One other thing to add is that 2020 was the Year of the Coronavirus. I started writing this novel in March 2020, just as the coronavirus began its rampage across Japan, and finished it nearly three years later. In the interim I rarely set foot outside my home, and avoided any lengthy trips, and in that weird and tension-inducing situation (with a fairly long pause or cooling-off period in between) I worked steadily, day after day, on this novel (like the Dream Reader reading old dreams in the library). Those circumstance might be significant. Or maybe not. But I think they must mean something. I feel it in my bones.
I finished Part One first, and felt I’d completed the task I’d set out to accomplish. To make sure, though, I let the manuscript ferment for half a year, during which I realized this wasn’t enough, that the story needed to go on, so I started writing Parts Two and Three. That’s why it took an unexpectedly long time to complete.

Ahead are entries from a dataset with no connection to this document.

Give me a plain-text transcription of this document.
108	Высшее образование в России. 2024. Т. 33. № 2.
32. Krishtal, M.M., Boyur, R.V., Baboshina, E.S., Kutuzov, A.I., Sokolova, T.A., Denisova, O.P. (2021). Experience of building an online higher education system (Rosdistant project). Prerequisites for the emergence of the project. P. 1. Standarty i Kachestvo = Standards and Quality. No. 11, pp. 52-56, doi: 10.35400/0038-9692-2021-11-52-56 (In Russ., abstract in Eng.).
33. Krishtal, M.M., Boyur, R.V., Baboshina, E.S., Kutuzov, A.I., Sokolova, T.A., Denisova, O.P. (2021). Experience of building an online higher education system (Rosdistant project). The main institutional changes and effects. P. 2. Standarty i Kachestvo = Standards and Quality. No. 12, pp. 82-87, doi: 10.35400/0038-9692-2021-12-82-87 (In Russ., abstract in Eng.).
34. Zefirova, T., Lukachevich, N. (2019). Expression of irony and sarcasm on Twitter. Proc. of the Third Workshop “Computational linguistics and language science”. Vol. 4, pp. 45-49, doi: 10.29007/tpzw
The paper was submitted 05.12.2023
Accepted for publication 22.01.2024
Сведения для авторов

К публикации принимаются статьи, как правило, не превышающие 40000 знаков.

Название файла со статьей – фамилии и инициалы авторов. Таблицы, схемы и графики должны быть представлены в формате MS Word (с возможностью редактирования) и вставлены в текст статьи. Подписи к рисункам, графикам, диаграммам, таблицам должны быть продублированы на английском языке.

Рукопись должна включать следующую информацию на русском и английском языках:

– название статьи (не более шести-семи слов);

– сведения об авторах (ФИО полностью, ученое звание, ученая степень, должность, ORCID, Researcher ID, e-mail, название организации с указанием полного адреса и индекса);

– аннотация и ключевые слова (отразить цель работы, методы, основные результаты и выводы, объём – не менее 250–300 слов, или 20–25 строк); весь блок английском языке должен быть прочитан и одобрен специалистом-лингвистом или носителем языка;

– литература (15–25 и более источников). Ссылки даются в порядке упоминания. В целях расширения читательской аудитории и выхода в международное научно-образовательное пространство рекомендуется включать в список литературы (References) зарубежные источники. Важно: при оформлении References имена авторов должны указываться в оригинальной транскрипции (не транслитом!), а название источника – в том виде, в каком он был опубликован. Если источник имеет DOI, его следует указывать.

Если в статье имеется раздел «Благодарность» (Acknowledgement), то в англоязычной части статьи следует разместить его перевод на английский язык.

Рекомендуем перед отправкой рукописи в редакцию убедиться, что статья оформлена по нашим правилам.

In any case, I’ve rewritten (or perhaps completed) The City and Its Uncertain Walls in a fresh form, and honestly, I feel relieved. For so long this work had felt like a small fish bone caught in my throat, something that bothered me.
For me—both as a writer and as a person—this little bone was very significant. Rewriting the work for the first time in some forty years, and stopping by that town again, made me acutely aware of this.
As Jorge Luis Borges put it, there are basically a limited number of stories one writer can seriously relate in his lifetime. All we do—I think it’s fair to say—is take that limited palette of motifs, change the approach and methods as we go, and rewrite them in all sorts of ways.
Truth is not found in fixed stillness, but in ceaseless change and movement. Isn’t this the quintessential core of what stories are all about? At least that’s how I see it.